Publicada em 01/06/2018 às 13h25
Durante sessão administrativa realizada na terça-feira (29), no Pleno do Tribunal Regional do Trabalho da 6ª Região (TRT-PE), a desembargadora Valéria Gondim fez pronunciamento de gratidão, diante do deferimento de encaminhamento ao Conselho Superior da Justiça do Trabalho (CSJT) do seu pedido de aposentadoria, após pouco mais de 36 anos de serviço, dos quais 30 foram dedicados à magistratura.
Em seu discurso, a desembargadora declarou não haver sido fácil a decisão de se aposentar: “não é simples tomar a decisão de me afastar do ofício ao qual dediquei a maior parte de minha vida útil profissional, com absoluta identificação e vocação”.
Na ocasião, o presidente do TRT-PE, desembargador Ivan Valença, juntamente com os demais desembargadores integrantes do Pleno presentes à sessão, o Ministério Público do Trabalho e o Juiz José Adelmy da Silva Acioli (presidente da AMATRA VI), proferiram Voto de Louvor à carreira virtuosa da magistrada.

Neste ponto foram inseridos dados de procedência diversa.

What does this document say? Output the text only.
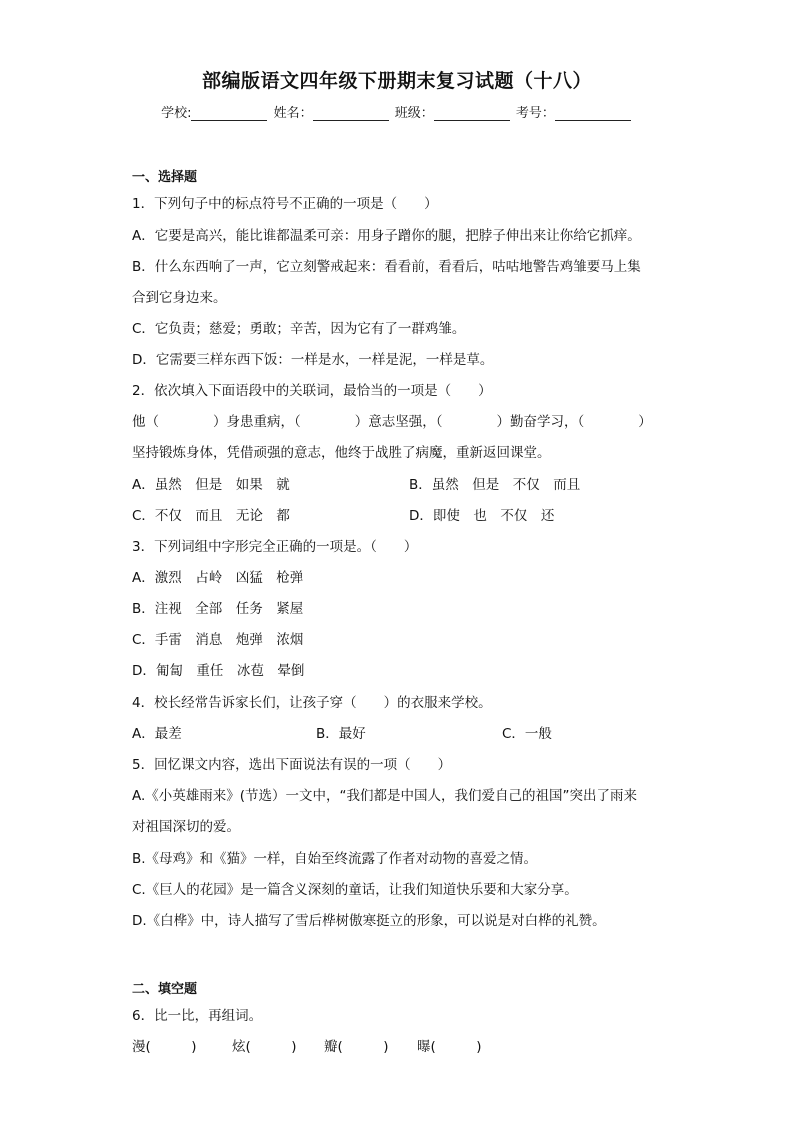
部编版语文四年级下册期末复习试题（十八）
学校:	姓名：	班级：	考号：
一、选择题
1．下列句子中的标点符号不正确的一项是（　　）
A．它要是高兴，能比谁都温柔可亲：用身子蹭你的腿，把脖子伸出来让你给它抓痒。
B．什么东西响了一声，它立刻警戒起来：看看前，看看后，咕咕地警告鸡雏要马上集
合到它身边来。
C．它负责；慈爱；勇敢；辛苦，因为它有了一群鸡雏。
D．它需要三样东西下饭：一样是水，一样是泥，一样是草。
2．依次填入下面语段中的关联词，最恰当的一项是（　　）
他（　　　　）身患重病，（　　　　）意志坚强，（　　　　）勤奋学习，（　　　　）
坚持锻炼身体，凭借顽强的意志，他终于战胜了病魔，重新返回课堂。
A．虽然　但是　如果　就	B．虽然　但是　不仅　而且
C．不仅　而且　无论　都	D．即使　也　不仅　还
3．下列词组中字形完全正确的一项是。（　　）
A．激烈　占岭　凶猛　枪弹
B．注视　全部　任务　紧屋
C．手雷　消息　炮弹　浓烟
D．匍匐　重任　冰苞　晕倒
4．校长经常告诉家长们，让孩子穿（　　）的衣服来学校。
A．最差	B．最好	C．一般
5．回忆课文内容，选出下面说法有误的一项（　　）
A.《小英雄雨来》(节选）一文中，“我们都是中国人，我们爱自己的祖国”突出了雨来
对祖国深切的爱。
B.《母鸡》和《猫》一样，自始至终流露了作者对动物的喜爱之情。
C.《巨人的花园》是一篇含义深刻的童话，让我们知道快乐要和大家分享。
D.《白桦》中，诗人描写了雪后桦树傲寒挺立的形象，可以说是对白桦的礼赞。
二、填空题
6．比一比，再组词。
漫(　　　)	炫(　　　) 瓣(　　　) 曝(　　　)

Confira o discurso na íntegra:
DISCURSO EM SESSÃO DE APROVAÇÃO DE PEDIDO DE APOSENTARIA POR TEMPO DE SERVIÇO
Senhor Presidente, peço a palavra, pela ordem. Gostaria de me dirigir a esta Egrégia Corte, eis que aprovado o pedido de aposentadoria, que fiz, após completar pouco mais de 36 anos de serviço prestados nas esferas pública e privada, dos quais 30 anos, na qualidade de magistrada, e quase 16 anos perante este digno Colegiado.

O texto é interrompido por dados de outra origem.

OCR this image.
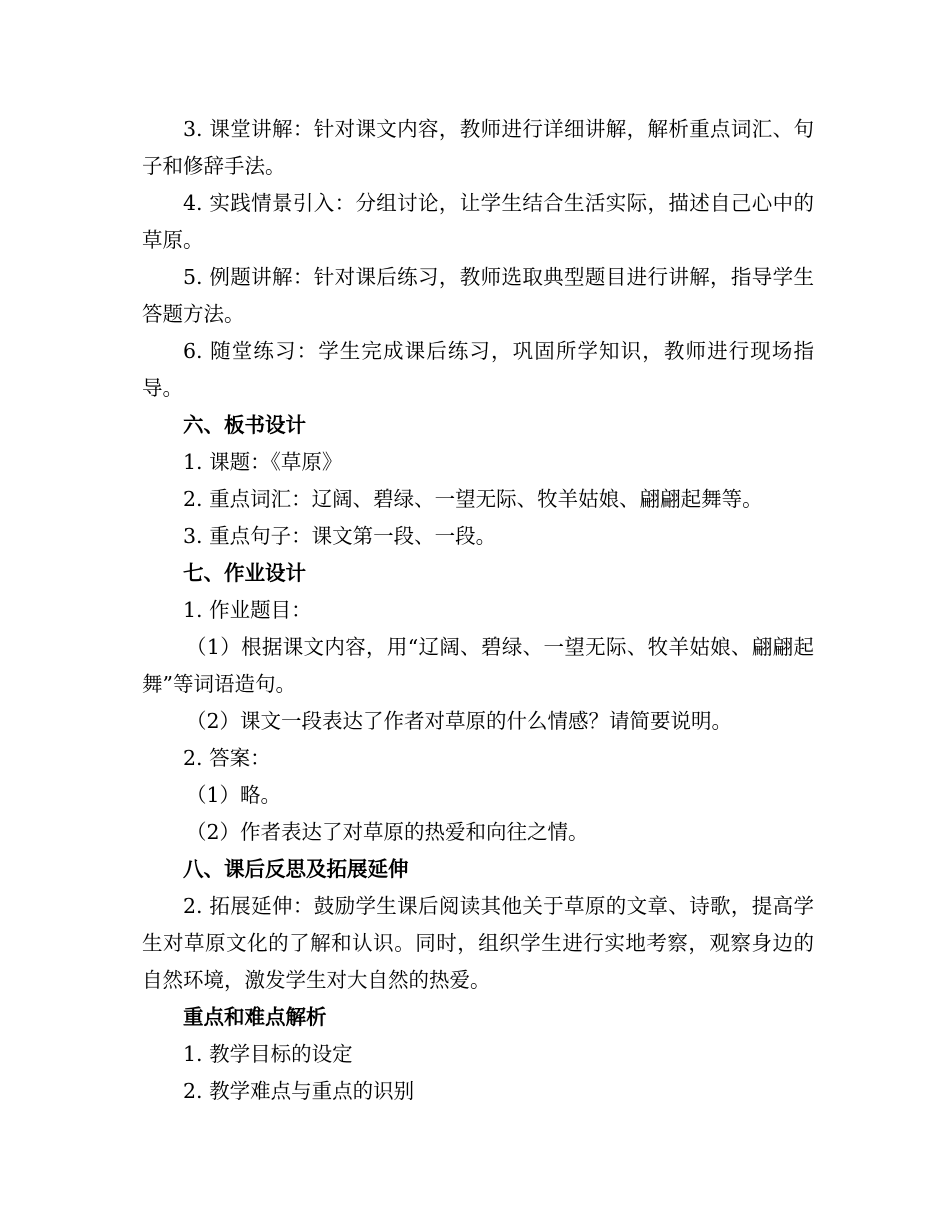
3. 课堂讲解：针对课文内容，教师进行详细讲解，解析重点词汇、句子和修辞手法。

4. 实践情景引入：分组讨论，让学生结合生活实际，描述自己心中的草原。

5. 例题讲解：针对课后练习，教师选取典型题目进行讲解，指导学生答题方法。

6. 随堂练习：学生完成课后练习，巩固所学知识，教师进行现场指导。

六、板书设计

1. 课题：《草原》

2. 重点词汇：辽阔、碧绿、一望无际、牧羊姑娘、翩翩起舞等。

3. 重点句子：课文第一段、一段。

七、作业设计

1. 作业题目：

（1）根据课文内容，用“辽阔、碧绿、一望无际、牧羊姑娘、翩翩起舞”等词语造句。

（2）课文一段表达了作者对草原的什么情感？请简要说明。

2. 答案：

（1）略。

（2）作者表达了对草原的热爱和向往之情。

八、课后反思及拓展延伸

2. 拓展延伸：鼓励学生课后阅读其他关于草原的文章、诗歌，提高学生对草原文化的了解和认识。同时，组织学生进行实地考察，观察身边的自然环境，激发学生对大自然的热爱。

重点和难点解析

1. 教学目标的设定

2. 教学难点与重点的识别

De igual modo, dirijo-me à Representante do Ministério Público do Trabalho, aqui presente, Dra. Lívia Arruda, em nome da qual entrego os meus respeitos a todos os membros do ilustre “parquet” da 6ª Região, que atuam em paralelo, cumprindo o seu papel institucional, com dedicação e compromisso.
Dirijo-me ao ilustre e valoroso representante da AMATRA VI e à nobre classe dos advogados.
Também me dirijo a todos os servidores da casa, que nos acompanham, com tanta dedicação, nas tarefas afetas à sessões, aos processos, de maneira geral, e na área administrativa, em particular.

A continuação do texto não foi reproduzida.